Wytykając im usterki bez pobłażliwości.

Głośnik skierowany w stronę tych schowanych pod parasol,

Chroniących swych idei przed lecącą z nieba kasą,

Lecz ich wrodzony kalkulator kiedyś mnie podliczy

I wtedy z dumą powiem, że skończyłem na ulicy.

Kiedy egzystencja meczy,

A świat problemy piętrzy,

Nic nie ulepszysz.

Trzeba to pieprzyć.

Lecz gdy boisz się wyjść z domu w strachu o zdrowie,

Zamiast pieprzyć cały świat porozmawiaj z psychologiem.

Kiedy egzystencja meczy,

A świat problemy piętrzy,

Nic nie ulepszysz.

Trzeba to pieprzyć.

Lecz gdy boisz się wyjść z domu w strachu o zdrowie,

Zamiast pieprzyć cały świat porozmawiaj z psychologiem.

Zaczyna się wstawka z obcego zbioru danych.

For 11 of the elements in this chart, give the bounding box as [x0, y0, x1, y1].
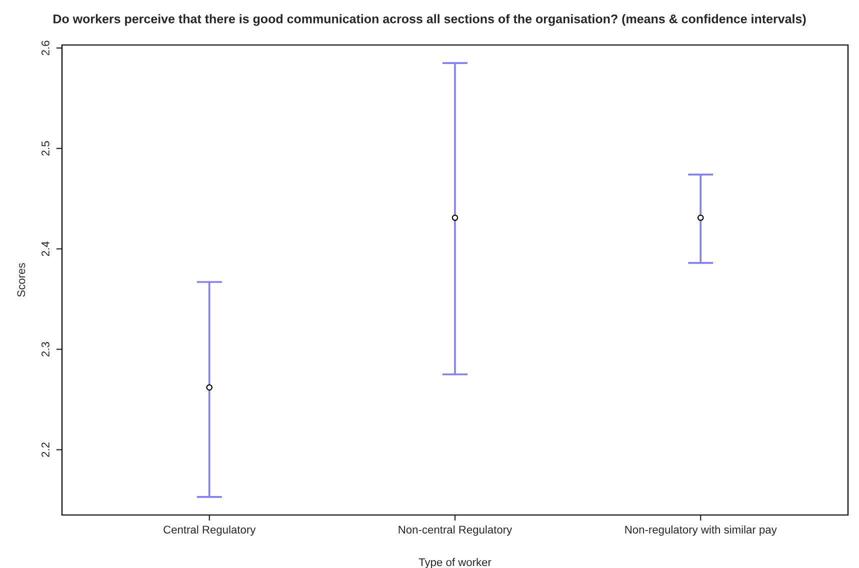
y-tick-label: 2.6: [42, 40, 50, 56]
y-tick-label: 2.2: [42, 442, 50, 457]
chart-title: Do workers perceive that there is good communication across all sections of the organisation? (means & confidence intervals): [54, 14, 806, 26]
x-axis-title: Type of worker: [418, 558, 492, 568]
x-tick-label: Central Regulatory: [164, 525, 256, 536]
x-tick-label: Non-central Regulatory: [398, 525, 512, 536]
y-tick-label: 2.3: [42, 342, 50, 356]
x-tick-label: Non-regulatory with similar pay: [625, 525, 777, 536]
y-tick-label: 2.5: [42, 141, 50, 156]
y-axis-title: Scores: [17, 263, 26, 297]
y-tick-label: 2.4: [42, 241, 50, 256]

Jak na to patrzeć, sposobem rady sprzedać,

Jak frajer dawno zapomniał już, jak to jest się nie bać.

Niby bieda, ktoś pomyśli, dla mnie zwykły cretino

Co by uciekł będąc w łóżku nawet z Cicioliną.

Sam już w sobie dawno zginął, nie ma co go szukać.

W czterech ścianach życie to brzmi jak pokuta.

Pokaż się teraz i tutaj, podnieś powieki,

Bo to fałsz cechujący lewe złote i czeki.

OSTRy się uczepił, co? Ciężko się słucha

Temu, co go przez świat prowadzi skrucha?

To nie PL nuta, by głosić farmazony

W stylu randki w ciemno dla frajerów pokrzywdzonych.